Various scheduling policies are implemented to maximize cluster utilization, ensure PI-group access to purchased nodes, and ensure fair-share use of available cluster resources.
All user jobs, whether interactive or batch, shall be run on compute nodes via the cluster’s job scheduler. No resource-intensive jobs or programs shall be run on access nodes (see also: Role of login nodes). The Hoffman2 Cluster team is available to assist users in resolving workflow issues related to resource consumption and node usage (as well as jobs submission, software installations and optimization, etc.).
The Hoffman2 Cluster team reserves the right to preemptively terminate jobs that inappropriately utilize scarce cluster resources (or limit jobs that can affect the scheduler stability).
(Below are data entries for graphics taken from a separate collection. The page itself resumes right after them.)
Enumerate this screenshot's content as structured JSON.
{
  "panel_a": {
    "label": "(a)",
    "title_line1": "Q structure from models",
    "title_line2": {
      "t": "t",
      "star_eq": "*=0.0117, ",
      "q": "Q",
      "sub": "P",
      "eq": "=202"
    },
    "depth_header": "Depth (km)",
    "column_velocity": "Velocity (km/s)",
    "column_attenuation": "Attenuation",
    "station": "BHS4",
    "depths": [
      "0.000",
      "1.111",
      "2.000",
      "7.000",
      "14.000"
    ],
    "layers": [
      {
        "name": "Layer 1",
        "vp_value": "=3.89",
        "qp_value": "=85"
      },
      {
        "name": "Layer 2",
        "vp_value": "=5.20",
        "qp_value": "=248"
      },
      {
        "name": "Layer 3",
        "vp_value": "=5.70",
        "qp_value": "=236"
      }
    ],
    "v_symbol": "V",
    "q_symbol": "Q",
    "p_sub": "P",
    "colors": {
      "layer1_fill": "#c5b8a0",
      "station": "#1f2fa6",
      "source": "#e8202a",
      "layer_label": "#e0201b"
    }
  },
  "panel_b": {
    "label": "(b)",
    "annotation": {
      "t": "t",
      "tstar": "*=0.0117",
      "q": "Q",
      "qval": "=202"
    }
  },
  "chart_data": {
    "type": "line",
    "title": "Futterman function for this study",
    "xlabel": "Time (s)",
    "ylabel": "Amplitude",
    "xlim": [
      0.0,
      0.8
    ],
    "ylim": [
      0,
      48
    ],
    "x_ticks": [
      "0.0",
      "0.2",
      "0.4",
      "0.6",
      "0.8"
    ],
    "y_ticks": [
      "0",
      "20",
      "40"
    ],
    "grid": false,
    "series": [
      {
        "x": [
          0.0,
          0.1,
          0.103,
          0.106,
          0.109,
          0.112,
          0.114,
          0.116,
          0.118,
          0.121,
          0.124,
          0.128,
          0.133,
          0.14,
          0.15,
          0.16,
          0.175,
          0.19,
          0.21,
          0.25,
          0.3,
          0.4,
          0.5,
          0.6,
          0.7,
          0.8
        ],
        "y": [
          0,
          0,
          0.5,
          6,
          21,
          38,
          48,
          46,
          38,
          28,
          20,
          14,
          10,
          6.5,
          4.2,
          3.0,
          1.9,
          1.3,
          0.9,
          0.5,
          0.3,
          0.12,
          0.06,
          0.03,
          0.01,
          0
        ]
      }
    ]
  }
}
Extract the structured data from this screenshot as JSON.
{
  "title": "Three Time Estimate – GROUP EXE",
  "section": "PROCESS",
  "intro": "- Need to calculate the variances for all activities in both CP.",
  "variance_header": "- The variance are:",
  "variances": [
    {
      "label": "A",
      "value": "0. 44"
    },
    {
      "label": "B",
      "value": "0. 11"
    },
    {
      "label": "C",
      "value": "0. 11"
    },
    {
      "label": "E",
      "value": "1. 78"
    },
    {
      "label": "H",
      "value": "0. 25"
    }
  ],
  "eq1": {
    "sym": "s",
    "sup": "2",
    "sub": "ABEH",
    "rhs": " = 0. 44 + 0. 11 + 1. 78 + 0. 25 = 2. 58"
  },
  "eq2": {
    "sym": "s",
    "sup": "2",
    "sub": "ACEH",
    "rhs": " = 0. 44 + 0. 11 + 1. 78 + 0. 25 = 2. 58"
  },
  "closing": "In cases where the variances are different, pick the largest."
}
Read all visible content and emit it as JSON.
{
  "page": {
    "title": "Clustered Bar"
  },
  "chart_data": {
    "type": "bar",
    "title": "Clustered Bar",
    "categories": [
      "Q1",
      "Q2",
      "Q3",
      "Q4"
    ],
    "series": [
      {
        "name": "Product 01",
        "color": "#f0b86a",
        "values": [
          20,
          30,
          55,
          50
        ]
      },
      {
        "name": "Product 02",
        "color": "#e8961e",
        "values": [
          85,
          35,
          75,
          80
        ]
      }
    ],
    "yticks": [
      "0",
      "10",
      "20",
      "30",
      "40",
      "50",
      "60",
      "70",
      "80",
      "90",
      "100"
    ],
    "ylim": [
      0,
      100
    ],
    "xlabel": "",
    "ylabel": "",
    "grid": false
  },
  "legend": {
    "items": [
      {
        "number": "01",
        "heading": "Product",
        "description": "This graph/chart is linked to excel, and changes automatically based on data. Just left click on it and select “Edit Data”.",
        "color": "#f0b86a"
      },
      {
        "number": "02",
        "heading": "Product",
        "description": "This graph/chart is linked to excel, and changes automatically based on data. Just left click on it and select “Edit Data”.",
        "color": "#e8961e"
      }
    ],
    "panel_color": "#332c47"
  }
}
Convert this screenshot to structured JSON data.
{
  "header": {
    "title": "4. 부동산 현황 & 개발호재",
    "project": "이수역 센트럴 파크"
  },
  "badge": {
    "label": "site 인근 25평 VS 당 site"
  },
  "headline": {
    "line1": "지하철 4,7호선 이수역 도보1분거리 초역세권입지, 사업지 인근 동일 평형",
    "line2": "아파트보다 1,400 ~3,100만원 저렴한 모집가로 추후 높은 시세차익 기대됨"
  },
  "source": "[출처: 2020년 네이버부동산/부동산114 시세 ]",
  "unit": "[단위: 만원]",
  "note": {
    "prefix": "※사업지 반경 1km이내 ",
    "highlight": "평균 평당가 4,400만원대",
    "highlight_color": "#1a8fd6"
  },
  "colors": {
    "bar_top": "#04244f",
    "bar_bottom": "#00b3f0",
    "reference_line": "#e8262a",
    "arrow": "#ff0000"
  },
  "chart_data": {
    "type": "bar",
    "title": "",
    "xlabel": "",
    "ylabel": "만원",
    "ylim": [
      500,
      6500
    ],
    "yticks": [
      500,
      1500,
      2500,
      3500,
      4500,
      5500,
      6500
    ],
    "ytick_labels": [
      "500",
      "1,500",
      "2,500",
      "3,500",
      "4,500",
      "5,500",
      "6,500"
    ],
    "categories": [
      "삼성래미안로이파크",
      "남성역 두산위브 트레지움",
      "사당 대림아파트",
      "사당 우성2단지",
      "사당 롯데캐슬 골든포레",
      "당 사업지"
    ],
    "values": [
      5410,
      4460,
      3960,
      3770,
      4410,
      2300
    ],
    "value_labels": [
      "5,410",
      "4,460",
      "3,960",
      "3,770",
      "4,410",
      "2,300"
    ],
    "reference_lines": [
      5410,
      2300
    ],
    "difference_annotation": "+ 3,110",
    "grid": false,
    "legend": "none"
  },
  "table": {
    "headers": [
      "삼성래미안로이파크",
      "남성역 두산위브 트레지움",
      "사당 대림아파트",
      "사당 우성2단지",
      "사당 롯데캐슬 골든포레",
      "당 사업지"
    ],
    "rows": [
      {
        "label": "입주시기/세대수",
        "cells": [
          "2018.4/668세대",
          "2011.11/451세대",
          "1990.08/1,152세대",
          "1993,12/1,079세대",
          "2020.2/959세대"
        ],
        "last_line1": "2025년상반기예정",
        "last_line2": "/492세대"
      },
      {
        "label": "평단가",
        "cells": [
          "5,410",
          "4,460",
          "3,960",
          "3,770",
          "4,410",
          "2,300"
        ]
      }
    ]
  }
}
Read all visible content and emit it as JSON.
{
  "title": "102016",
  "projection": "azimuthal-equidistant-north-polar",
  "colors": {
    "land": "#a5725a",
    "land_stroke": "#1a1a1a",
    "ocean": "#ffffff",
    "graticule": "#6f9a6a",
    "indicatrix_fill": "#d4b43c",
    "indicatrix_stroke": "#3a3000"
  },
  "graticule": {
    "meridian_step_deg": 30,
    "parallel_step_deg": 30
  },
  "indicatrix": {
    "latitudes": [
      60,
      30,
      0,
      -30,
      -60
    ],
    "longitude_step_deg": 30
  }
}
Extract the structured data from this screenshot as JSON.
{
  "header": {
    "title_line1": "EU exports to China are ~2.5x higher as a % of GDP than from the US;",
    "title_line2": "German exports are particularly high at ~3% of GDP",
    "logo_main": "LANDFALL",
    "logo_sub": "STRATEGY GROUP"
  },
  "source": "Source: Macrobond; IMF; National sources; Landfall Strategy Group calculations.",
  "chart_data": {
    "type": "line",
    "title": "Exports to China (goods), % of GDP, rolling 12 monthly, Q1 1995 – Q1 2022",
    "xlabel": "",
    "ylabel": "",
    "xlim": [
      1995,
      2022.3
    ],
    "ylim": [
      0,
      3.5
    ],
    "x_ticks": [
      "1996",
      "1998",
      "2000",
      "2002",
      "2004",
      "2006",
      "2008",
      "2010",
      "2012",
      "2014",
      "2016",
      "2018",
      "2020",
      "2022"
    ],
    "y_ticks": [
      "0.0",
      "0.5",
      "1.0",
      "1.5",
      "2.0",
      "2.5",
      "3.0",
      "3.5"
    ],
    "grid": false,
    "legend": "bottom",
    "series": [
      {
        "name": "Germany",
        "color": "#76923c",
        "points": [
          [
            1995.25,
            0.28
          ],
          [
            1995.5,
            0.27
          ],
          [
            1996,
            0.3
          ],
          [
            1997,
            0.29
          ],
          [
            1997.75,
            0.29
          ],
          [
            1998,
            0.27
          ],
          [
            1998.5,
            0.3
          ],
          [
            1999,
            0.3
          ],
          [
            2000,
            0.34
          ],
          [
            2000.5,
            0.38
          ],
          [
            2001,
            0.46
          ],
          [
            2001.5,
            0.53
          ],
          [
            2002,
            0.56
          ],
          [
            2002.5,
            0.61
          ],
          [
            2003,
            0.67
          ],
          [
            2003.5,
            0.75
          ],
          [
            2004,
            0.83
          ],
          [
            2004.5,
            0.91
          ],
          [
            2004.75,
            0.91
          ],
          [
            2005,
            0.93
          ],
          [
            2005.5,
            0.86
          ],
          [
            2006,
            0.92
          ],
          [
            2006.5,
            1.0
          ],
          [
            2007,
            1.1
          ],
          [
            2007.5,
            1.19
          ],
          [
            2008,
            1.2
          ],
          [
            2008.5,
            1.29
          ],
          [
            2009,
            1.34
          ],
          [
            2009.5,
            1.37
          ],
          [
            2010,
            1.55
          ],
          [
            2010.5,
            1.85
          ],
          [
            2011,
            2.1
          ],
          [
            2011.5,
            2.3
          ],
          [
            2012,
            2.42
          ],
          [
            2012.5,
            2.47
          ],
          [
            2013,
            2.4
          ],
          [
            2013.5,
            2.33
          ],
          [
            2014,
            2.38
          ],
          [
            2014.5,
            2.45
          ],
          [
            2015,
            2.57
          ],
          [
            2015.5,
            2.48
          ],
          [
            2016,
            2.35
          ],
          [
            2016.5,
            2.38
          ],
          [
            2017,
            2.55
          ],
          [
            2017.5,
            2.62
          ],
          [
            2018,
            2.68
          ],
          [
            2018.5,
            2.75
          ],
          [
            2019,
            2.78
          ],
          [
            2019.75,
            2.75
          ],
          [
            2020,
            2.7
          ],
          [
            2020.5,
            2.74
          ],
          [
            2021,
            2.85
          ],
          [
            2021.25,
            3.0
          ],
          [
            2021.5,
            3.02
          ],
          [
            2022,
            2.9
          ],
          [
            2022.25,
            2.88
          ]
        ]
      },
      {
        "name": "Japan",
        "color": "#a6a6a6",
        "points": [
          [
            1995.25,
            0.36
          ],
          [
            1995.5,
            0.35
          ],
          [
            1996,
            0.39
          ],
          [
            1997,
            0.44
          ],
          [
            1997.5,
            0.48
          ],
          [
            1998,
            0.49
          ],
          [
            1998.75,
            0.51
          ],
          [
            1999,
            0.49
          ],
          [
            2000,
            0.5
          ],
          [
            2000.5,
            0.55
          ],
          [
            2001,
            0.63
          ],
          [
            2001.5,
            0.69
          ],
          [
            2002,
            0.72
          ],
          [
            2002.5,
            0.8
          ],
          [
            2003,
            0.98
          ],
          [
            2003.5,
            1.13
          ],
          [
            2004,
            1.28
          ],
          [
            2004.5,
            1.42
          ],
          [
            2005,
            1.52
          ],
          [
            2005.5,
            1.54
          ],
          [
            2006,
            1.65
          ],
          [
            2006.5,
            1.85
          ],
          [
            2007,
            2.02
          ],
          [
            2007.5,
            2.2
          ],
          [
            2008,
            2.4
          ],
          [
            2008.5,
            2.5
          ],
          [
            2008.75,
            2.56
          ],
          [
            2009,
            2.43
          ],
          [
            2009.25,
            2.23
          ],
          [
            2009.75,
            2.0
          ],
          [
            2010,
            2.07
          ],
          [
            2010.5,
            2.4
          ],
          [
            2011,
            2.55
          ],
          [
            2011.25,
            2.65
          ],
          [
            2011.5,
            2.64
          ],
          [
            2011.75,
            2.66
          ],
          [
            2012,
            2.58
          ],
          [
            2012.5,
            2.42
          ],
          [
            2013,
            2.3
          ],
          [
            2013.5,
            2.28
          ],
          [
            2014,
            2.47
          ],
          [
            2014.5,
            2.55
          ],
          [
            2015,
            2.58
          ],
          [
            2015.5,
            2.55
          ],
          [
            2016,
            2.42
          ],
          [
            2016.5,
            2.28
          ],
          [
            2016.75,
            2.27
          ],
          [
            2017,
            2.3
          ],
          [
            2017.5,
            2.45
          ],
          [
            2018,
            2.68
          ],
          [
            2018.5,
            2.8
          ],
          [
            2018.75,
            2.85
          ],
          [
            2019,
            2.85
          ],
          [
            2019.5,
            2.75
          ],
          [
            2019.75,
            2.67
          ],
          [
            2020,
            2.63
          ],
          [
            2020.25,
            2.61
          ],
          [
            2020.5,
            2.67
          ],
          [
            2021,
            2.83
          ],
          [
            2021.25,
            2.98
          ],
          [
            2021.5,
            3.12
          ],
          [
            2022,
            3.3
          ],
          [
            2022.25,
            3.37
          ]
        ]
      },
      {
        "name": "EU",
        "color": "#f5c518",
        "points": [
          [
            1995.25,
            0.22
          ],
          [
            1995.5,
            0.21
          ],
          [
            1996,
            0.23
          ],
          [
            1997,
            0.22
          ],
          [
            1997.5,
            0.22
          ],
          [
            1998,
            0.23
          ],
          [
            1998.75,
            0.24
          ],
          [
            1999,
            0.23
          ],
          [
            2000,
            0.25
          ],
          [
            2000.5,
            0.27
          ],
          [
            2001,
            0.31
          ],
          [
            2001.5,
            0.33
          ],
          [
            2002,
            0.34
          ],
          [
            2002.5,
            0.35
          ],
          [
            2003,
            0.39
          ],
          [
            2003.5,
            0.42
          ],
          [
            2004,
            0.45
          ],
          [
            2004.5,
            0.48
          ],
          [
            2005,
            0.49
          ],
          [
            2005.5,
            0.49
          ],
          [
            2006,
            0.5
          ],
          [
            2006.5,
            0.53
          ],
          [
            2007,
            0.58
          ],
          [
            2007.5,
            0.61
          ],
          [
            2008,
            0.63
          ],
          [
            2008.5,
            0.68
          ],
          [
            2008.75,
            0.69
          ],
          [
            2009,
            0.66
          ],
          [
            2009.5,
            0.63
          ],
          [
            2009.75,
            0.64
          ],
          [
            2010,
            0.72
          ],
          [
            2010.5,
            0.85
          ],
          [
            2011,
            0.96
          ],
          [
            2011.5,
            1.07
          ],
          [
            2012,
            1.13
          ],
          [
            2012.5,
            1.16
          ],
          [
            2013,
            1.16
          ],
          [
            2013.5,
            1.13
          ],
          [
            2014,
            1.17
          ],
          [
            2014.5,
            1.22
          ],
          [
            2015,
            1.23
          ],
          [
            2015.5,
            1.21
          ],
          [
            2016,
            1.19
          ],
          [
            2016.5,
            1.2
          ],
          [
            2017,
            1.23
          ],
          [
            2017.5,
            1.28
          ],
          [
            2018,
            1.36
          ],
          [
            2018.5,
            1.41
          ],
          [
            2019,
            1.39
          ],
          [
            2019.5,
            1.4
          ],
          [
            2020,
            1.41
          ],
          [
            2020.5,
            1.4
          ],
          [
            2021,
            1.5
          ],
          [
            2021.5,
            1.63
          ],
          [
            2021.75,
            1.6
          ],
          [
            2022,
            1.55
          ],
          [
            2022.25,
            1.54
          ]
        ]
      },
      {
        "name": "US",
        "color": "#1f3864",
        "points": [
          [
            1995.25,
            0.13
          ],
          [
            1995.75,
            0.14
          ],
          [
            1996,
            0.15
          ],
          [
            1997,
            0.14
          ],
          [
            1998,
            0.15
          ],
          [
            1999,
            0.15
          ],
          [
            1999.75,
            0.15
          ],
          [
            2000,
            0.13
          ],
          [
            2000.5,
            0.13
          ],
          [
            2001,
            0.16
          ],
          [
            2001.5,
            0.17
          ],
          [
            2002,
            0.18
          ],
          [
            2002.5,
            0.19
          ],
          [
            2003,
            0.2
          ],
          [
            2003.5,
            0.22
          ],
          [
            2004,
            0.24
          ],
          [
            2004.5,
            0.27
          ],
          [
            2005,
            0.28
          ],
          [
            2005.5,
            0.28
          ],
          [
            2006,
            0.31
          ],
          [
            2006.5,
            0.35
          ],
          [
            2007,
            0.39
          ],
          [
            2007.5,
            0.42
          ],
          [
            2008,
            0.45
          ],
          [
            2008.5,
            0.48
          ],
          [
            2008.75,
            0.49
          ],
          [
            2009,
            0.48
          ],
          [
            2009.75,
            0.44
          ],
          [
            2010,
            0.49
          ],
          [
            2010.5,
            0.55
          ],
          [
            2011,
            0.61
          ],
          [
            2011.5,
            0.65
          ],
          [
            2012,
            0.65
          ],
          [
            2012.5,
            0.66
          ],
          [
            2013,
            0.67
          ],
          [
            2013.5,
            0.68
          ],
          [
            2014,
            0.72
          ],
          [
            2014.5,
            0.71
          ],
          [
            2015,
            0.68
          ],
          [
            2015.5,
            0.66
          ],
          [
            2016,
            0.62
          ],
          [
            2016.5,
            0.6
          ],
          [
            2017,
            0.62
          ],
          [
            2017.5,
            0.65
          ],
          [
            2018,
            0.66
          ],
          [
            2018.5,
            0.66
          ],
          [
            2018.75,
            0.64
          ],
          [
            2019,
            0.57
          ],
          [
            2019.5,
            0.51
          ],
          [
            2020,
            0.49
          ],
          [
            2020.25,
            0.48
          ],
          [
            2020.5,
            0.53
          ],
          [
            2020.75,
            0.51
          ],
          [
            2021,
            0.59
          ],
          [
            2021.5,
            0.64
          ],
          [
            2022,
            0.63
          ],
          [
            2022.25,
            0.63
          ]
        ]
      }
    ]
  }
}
A non-exhaustive list includes:
CPU or memory-intensive processes running on any login or remote desktop nodes
Jobs running on compute nodes that have not been submitted or are no longer controlled by the job scheduler
Requesting, but not utilizing, resources in an attempt to circumvent normal scheduling rules
Running non-GPU jobs on GPU resources
Running array jobs with large number of tasks characterized by runtimes of 1 minutes or less within a short time (see How do I pack multiple short tasks of a job array?).
Users detected intentionally abusing the scheduling system or resources of the cluster may have their job-submission privileges temporarily reduced or suspended. Egregious or repeated violations may result in the user’s account being suspended or revoked.